By David Sirota
John McCain is doing what no progressive political leader has been able to do in at least a generation, if not more: He's creating a New Deal mandate for the next president, should that next president be Barack Obama. Indeed, in tacking to the hard economic right and focusing the presidential debate on "socialism" and "wealth redistribution," McCain is creating a very clear decision for our country: Either we reject his neo-Reaganism and the regressive redistribution machine that I describe in my new newspaper column this week. Or, we vote to preserve the regressive redistribution machine that has created the most economically unequal America since the Great Depression.
What's so weird is that in this economic drama, McCain - not Barack Obama - is really in the starring role.
That's because while Obama has offered up a progressive-though-moderate agenda slightly to the left of Clinton-ish neoliberalism, McCain has gone totally ideological. In doing that, he has polarized the argument and turned the election into a referendum on the economic Darwinism of the conservative movement - a Darwinism that, as my column shows, has built a machine that confiscates middle-class wealth and sends it up the income ladder.

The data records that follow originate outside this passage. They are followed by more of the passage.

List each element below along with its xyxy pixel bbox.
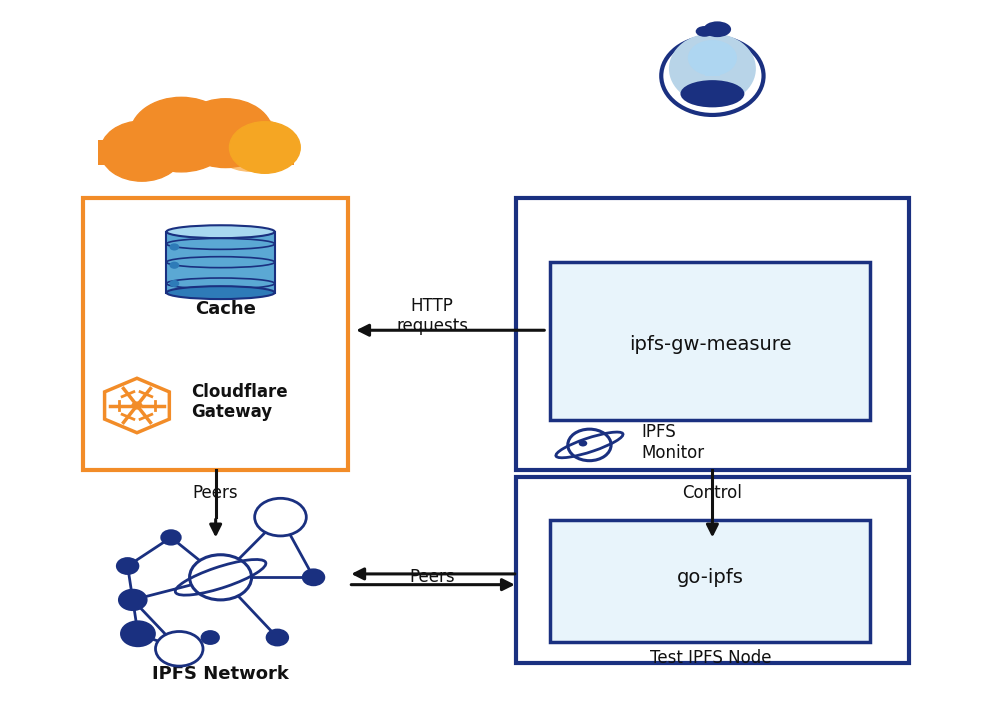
Circle shape bbox=[255, 498, 307, 536]
Circle shape bbox=[189, 555, 252, 600]
Ellipse shape bbox=[695, 26, 713, 37]
Ellipse shape bbox=[669, 33, 756, 104]
Circle shape bbox=[162, 531, 181, 544]
Circle shape bbox=[304, 570, 323, 585]
Text: go-ipfs: go-ipfs bbox=[677, 568, 744, 587]
Text: IPFS Network: IPFS Network bbox=[152, 666, 289, 683]
FancyBboxPatch shape bbox=[83, 198, 348, 470]
Circle shape bbox=[121, 622, 155, 646]
FancyBboxPatch shape bbox=[551, 520, 870, 642]
Circle shape bbox=[202, 631, 218, 644]
FancyBboxPatch shape bbox=[167, 232, 275, 293]
Text: Test IPFS Node: Test IPFS Node bbox=[650, 649, 771, 667]
Text: HTTP
requests: HTTP requests bbox=[396, 297, 468, 336]
Ellipse shape bbox=[167, 286, 275, 299]
Circle shape bbox=[130, 97, 232, 172]
FancyBboxPatch shape bbox=[704, 62, 720, 76]
Circle shape bbox=[687, 40, 737, 76]
Text: IPFS
Monitor: IPFS Monitor bbox=[642, 423, 704, 462]
Circle shape bbox=[119, 590, 146, 610]
Circle shape bbox=[179, 99, 273, 167]
Circle shape bbox=[156, 631, 203, 666]
Ellipse shape bbox=[167, 278, 275, 289]
Circle shape bbox=[131, 402, 143, 410]
Ellipse shape bbox=[167, 225, 275, 238]
Circle shape bbox=[170, 280, 180, 287]
Text: Peers: Peers bbox=[192, 484, 238, 502]
Text: Cache: Cache bbox=[195, 299, 256, 318]
Polygon shape bbox=[104, 378, 170, 433]
Ellipse shape bbox=[167, 257, 275, 268]
Text: Peers: Peers bbox=[410, 568, 455, 587]
Circle shape bbox=[100, 121, 184, 181]
Ellipse shape bbox=[703, 21, 731, 37]
Circle shape bbox=[117, 558, 138, 573]
FancyBboxPatch shape bbox=[551, 262, 870, 420]
Ellipse shape bbox=[681, 80, 744, 107]
Ellipse shape bbox=[662, 37, 764, 115]
Circle shape bbox=[267, 630, 288, 645]
Circle shape bbox=[567, 429, 611, 460]
Text: ipfs-gw-measure: ipfs-gw-measure bbox=[629, 335, 792, 354]
Circle shape bbox=[170, 244, 180, 251]
Circle shape bbox=[578, 440, 587, 447]
Circle shape bbox=[212, 117, 288, 171]
FancyBboxPatch shape bbox=[516, 198, 909, 470]
Circle shape bbox=[170, 262, 180, 269]
FancyBboxPatch shape bbox=[516, 477, 909, 663]
Circle shape bbox=[229, 122, 301, 173]
Ellipse shape bbox=[167, 239, 275, 249]
Text: Control: Control bbox=[682, 484, 742, 502]
FancyBboxPatch shape bbox=[97, 141, 295, 165]
Text: Cloudflare
Gateway: Cloudflare Gateway bbox=[191, 383, 288, 421]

... get the rest of the story after the jump.
My comment: I'm struck by a cartoon image that's bouncing around in my mind. The scene is a lifeboat. At one end, the sinking end, sits a very wealthy man - his wealth represented by large bags of gold - and his end of the boat is sinking under the weight. Crowded together at the other end of the lifeboat - the end lifted high in the air by the weight at the other end of the lifeboat - is a group of emaciated people in tattered clothing - representing the poor and the middle class.
And the rich man says, "What do you mean you want to redistribute the weight?"